The chain offers the super-rich doughnut-like indulgences for five weeks preceding Lent.
Events like the Paczki Olympics are heartily encouraged by Carl Richardson, who founded the original National Paczki Promotion Committee. The committee has since been brought under the umbrella of the Retailer's Bakery Association, Laurel, Md., and renamed the RBA National Paczki Promotional Board. Richardson heads it.
Such events as Big Y's Paczki Olympics 2000 attract the local consumer media as well as the chain's customers and that whets interest among the general public, Richardson points out. The payoff: more store traffic, more sales.
Big Y started getting its customers revved up for its big event at the end of January. The first ad announcing "They're Here! The original Big Y Paczki" ran Jan. 31 and included a teaser about the Paczki Olympics.
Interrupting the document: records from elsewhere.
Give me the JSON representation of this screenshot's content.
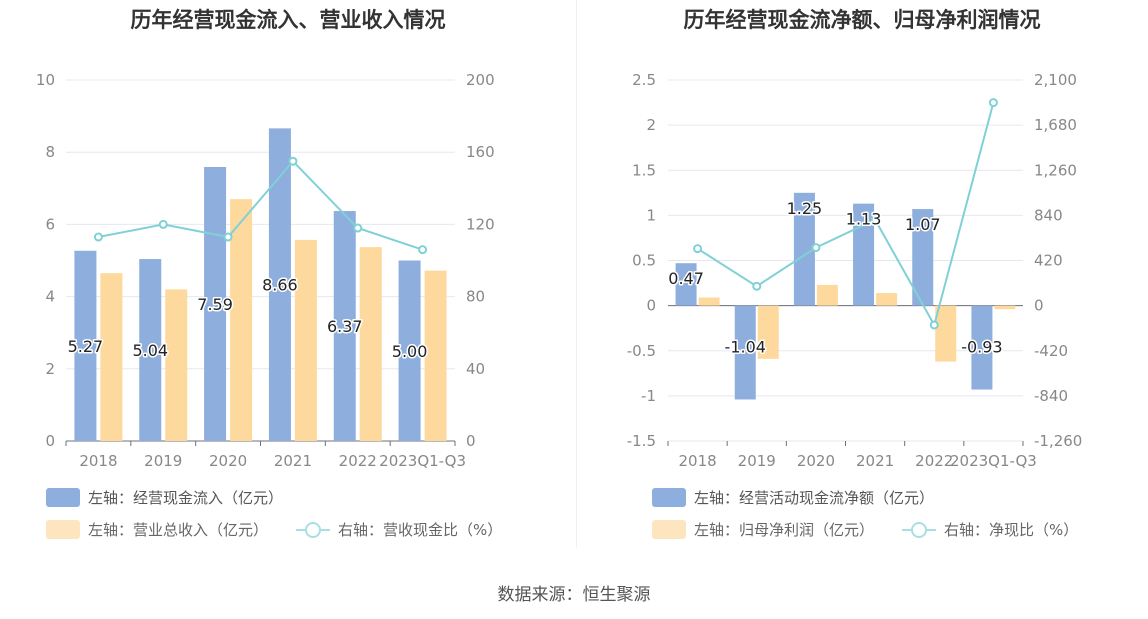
{
  "source": "数据来源：恒生聚源",
  "colors": {
    "bar_primary": "#8eaedd",
    "bar_secondary": "#fed99e",
    "line": "#7fd1d6",
    "grid": "#e6e8f0",
    "axis": "#888888"
  },
  "chart_data": [
    {
      "type": "bar",
      "title": "历年经营现金流入、营业收入情况",
      "categories": [
        "2018",
        "2019",
        "2020",
        "2021",
        "2022",
        "2023Q1-Q3"
      ],
      "series": [
        {
          "name": "左轴：经营现金流入（亿元）",
          "axis": "left",
          "kind": "bar",
          "values": [
            5.27,
            5.04,
            7.59,
            8.66,
            6.37,
            5.0
          ],
          "labels": [
            "5.27",
            "5.04",
            "7.59",
            "8.66",
            "6.37",
            "5.00"
          ]
        },
        {
          "name": "左轴：营业总收入（亿元）",
          "axis": "left",
          "kind": "bar",
          "values": [
            4.65,
            4.2,
            6.7,
            5.57,
            5.37,
            4.72
          ]
        },
        {
          "name": "右轴：营收现金比（%）",
          "axis": "right",
          "kind": "line",
          "values": [
            113,
            120,
            113,
            155,
            118,
            106
          ]
        }
      ],
      "y_left": {
        "min": 0,
        "max": 10,
        "ticks": [
          "0",
          "2",
          "4",
          "6",
          "8",
          "10"
        ]
      },
      "y_right": {
        "min": 0,
        "max": 200,
        "ticks": [
          "0",
          "40",
          "80",
          "120",
          "160",
          "200"
        ]
      },
      "legend": [
        "左轴：经营现金流入（亿元）",
        "左轴：营业总收入（亿元）",
        "右轴：营收现金比（%）"
      ]
    },
    {
      "type": "bar",
      "title": "历年经营现金流净额、归母净利润情况",
      "categories": [
        "2018",
        "2019",
        "2020",
        "2021",
        "2022",
        "2023Q1-Q3"
      ],
      "series": [
        {
          "name": "左轴：经营活动现金流净额（亿元）",
          "axis": "left",
          "kind": "bar",
          "values": [
            0.47,
            -1.04,
            1.25,
            1.13,
            1.07,
            -0.93
          ],
          "labels": [
            "0.47",
            "-1.04",
            "1.25",
            "1.13",
            "1.07",
            "-0.93"
          ]
        },
        {
          "name": "左轴：归母净利润（亿元）",
          "axis": "left",
          "kind": "bar",
          "values": [
            0.09,
            -0.59,
            0.23,
            0.14,
            -0.62,
            -0.04
          ]
        },
        {
          "name": "右轴：净现比（%）",
          "axis": "right",
          "kind": "line",
          "values": [
            530,
            180,
            540,
            800,
            -180,
            1890
          ]
        }
      ],
      "y_left": {
        "min": -1.5,
        "max": 2.5,
        "ticks": [
          "-1.5",
          "-1",
          "-0.5",
          "0",
          "0.5",
          "1",
          "1.5",
          "2",
          "2.5"
        ]
      },
      "y_right": {
        "min": -1260,
        "max": 2100,
        "ticks": [
          "-1,260",
          "-840",
          "-420",
          "0",
          "420",
          "840",
          "1,260",
          "1,680",
          "2,100"
        ]
      },
      "legend": [
        "左轴：经营活动现金流净额（亿元）",
        "左轴：归母净利润（亿元）",
        "右轴：净现比（%）"
      ]
    }
  ]
}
It said, "Enter for a chance to participate and you could win $1500. Deadline to enter Feb. 20, 2000. See store for details."
Here's how it works: Customers fill out entry forms in any Big Y store and drop them in a box in the bakery department. Then, there is a drawing for a chance to compete in the Paczki Olympics which were scheduled to be held the evening of March 6, the night before Fat Tuesday or Paczki Day.
Two stores, in two different geographic areas, are the Olympic sites. Remote radio broadcasts help stir up excitement as six contestants at each store compete against each other. In addition to paczki basketball and paczki hockey, there is "Olympic boxing."
"In that event, contestants race against each other to pack paczki into boxes. It's timed," Bordonaro explained.
Then there is Olympic golf, in which contestants must retrieve a golf ball from a 5-gallon bucket of paczki filling. The prize to the winner at each store is $1500. Colorful T-shirts sporting the Paczki Olympics 2000 logo, a box of assorted paczki, and stuffed paczki figures are the consolation prizes for the other participants.
The winners mount a podium, just like at the Olympics, to receive their Paczki Olympics 2000 medal.
The ad launching this year's paczki season at Big Y occupied a full two-thirds of a page in the chain's circular. An illustration at the top of the pages shows animated paczki standing on top of a globe, holding a banner that says, "They're Here!"
Underneath the headline, a blurb describes paczki and their origin. At Big Y, the paczki retail for 79 cents each or $3.99 for a half dozen. The ad also says the paczki are made from scratch and it lists some of the flavors available. They include raspberry, lemon, Bavarian cream, and apple.
"Raspberry is the best seller. That's our best-selling doughnut flavor, too," Bordonaro said.
Since it began promoting paczki five years ago, sales of the treats have grown steadily, Bordonaro said.
"Each year, we've done more to promote them. We have Polish flags hanging in our bakeries. Last year, some of our bakery people even got dressed up like paczkis. And we have two billboards up this year," Bordonaro said.